Debutta a San Vito al Tagliamento, tra i palazzi affrescati di piazza del Popolo, “Altri Tasti” di Vinicio Capossela, un nuovo assetto strumentale del tour: giovedì 25 luglio, alle 21.30, per la rassegna “Nei suoni dei luoghi”, sul palco con il cantautore e la sua band (Alessandro Stefana alle chitarre, Andrea Lamacchia al contrabbasso, Piero Perelli alla batteria), sale l’Accademia d’archi Arrigoni. Diretta da Raffaele Tiseo, la Arrigoni di San Vito è un punto di riferimento nel Triveneto e accompagnerà Capossela in due date esclusive (la seconda sabato a Verona).

Capossela, con il Friuli Venezia Giulia ha un rapporto speciale?

«Mentre sto parlando mi trovo sul Carso triestino; Trieste è una delle mie città elettive, dove ho molte amicizie consolidate da anni. Un rapporto che coinvolge anche la mia famiglia: mia sorella Mariangela, che si occupa di arte pubblica, per il centenario di Basaglia ha realizzato qui, con Hangar teatri, l’opera “Corrispondenze immaginarie”. Ma non è il mio attaccamento al territorio la causa di queste date: il motivo è la disponibilità che ho trovato nell’Orchestra Arrigoni di partecipare a questo progetto. Sono però contento che avvenga in una regione a cui sono profondamente legato».

La scaletta a San Vito?

«Il maestro Tiseo è stato elemento costitutivo dell’ultimo disco “Tredici canzoni urgenti” per l’arrangiamento musicale, che verrà quindi eseguito nella sua interezza. Ci sono poi cinque brani da “Camera a Sud”, album che quest’anno compie trent’anni».

Chi l’ha già vista in inverno al Nuovo Giovanni da Udine cosa troverà di diverso?

«In teatro è possibile calarsi in una dimensione di sospensione e incredulità, questa volta c’è invece la coloratura che un organico orchestrale può offrire».

Quest’estate sta proponendo spettacoli differenti a seconda dei luoghi. È complicato?

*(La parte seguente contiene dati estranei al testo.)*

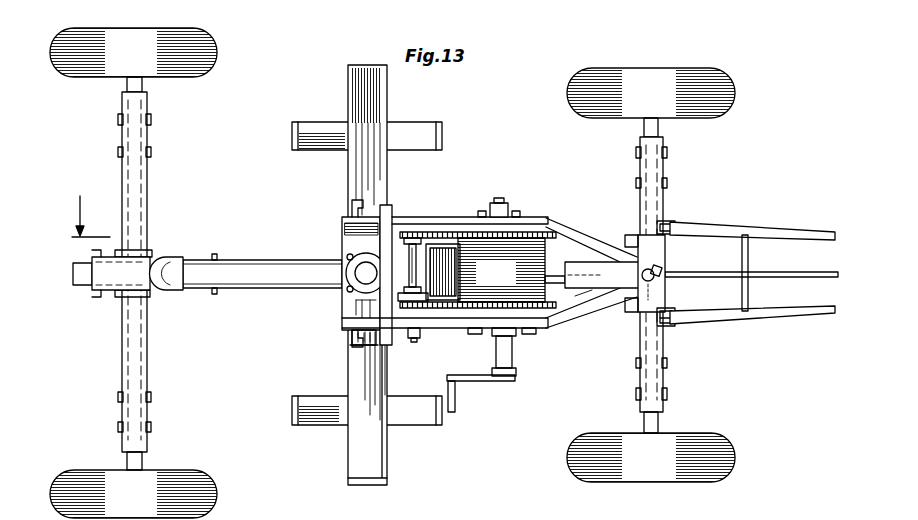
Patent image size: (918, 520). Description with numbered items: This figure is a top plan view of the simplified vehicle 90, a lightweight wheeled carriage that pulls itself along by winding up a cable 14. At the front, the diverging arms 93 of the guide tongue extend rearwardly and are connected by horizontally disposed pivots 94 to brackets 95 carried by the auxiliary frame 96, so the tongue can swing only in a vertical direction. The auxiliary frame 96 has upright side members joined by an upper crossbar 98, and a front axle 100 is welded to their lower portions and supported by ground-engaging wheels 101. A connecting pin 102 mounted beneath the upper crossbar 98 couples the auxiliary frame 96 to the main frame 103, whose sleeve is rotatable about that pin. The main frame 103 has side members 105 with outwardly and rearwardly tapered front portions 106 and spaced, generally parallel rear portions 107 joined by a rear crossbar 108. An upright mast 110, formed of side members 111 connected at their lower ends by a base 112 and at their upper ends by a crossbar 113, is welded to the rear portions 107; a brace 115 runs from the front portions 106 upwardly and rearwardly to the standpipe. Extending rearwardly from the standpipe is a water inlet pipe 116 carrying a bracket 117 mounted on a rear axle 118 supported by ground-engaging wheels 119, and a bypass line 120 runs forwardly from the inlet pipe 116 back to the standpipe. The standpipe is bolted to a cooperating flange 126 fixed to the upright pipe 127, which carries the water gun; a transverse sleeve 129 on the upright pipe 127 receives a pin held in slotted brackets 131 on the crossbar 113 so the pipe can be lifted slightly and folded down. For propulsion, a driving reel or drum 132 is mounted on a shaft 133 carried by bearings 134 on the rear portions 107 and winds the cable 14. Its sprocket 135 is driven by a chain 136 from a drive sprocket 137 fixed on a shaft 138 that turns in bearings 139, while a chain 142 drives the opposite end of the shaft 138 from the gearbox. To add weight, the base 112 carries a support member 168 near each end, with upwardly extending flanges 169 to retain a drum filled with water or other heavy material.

«Ogni data ha le sue particolarità e le sue caratteristiche; da un lato abbiamo voluto celebrare “Camera a Sud” che aveva gli arrangiamenti molto belli di Marangolo, dall’altro ci sono le “canzoni urgenti”. Differenziare richiede lavoro, ma è bello da fare, ci arricchisce. Sono occasioni di confronto, di stare insieme ai musicisti e andare in profondità. Suonare con l’orchestra può essere a rischio ridondanza, “orcaestra” l’ho chiamata una volta per la sua imponenza da orca ma, quando i brani lo consentono, funziona».

Tra i temi toccati nel suo ultimo album c’è la situazione carceraria, vero?

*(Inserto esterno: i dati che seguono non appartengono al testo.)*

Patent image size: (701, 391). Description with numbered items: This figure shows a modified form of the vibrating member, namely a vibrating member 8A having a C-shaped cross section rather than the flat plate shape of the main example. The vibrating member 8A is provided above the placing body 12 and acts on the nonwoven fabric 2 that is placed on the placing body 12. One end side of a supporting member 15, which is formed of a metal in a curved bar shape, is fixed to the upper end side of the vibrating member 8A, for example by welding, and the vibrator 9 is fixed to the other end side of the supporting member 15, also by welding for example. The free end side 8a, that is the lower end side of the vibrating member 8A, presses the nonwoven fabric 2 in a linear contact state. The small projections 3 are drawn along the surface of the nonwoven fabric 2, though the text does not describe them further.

«Sì, un tema su cui si misura il grado di civiltà di una società. Le persone comuni lo considerano un mondo altro. Ci sarebbe da rendere il tempo del carcere non pena ma riabilitazione umana. Purtroppo ci sono continue notizie di suicidi e di legittime proteste (più che rivolte)».

E “La cattiva educazione” parla di violenza contro le donne.

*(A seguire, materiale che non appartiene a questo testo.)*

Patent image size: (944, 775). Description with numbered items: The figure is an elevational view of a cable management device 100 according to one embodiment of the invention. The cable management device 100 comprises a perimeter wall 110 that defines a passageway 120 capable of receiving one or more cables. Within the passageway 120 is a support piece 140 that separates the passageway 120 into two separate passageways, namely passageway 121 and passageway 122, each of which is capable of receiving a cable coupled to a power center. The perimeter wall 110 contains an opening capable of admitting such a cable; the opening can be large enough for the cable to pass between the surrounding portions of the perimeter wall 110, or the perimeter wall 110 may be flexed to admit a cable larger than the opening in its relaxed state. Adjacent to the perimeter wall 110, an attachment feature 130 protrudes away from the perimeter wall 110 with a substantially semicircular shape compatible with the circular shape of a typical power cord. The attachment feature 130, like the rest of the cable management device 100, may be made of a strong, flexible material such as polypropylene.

«Basta leggere le cronache: è intollerabile il numero di crimini che questa società continua a produrre. C’è un problema di educazione. La narrazione tende a porre il mostro fuori da noi, ma c’è un problema di gestione delle emozioni, delle relazioni, dei rapporti su cui c’è molto lavoro da fare. Sfortunatamente, la scuola e lo stato spesso hanno abdicato. Credo che il padre di Giulia Cecchettin abbia dato un grande esempio di senso civile».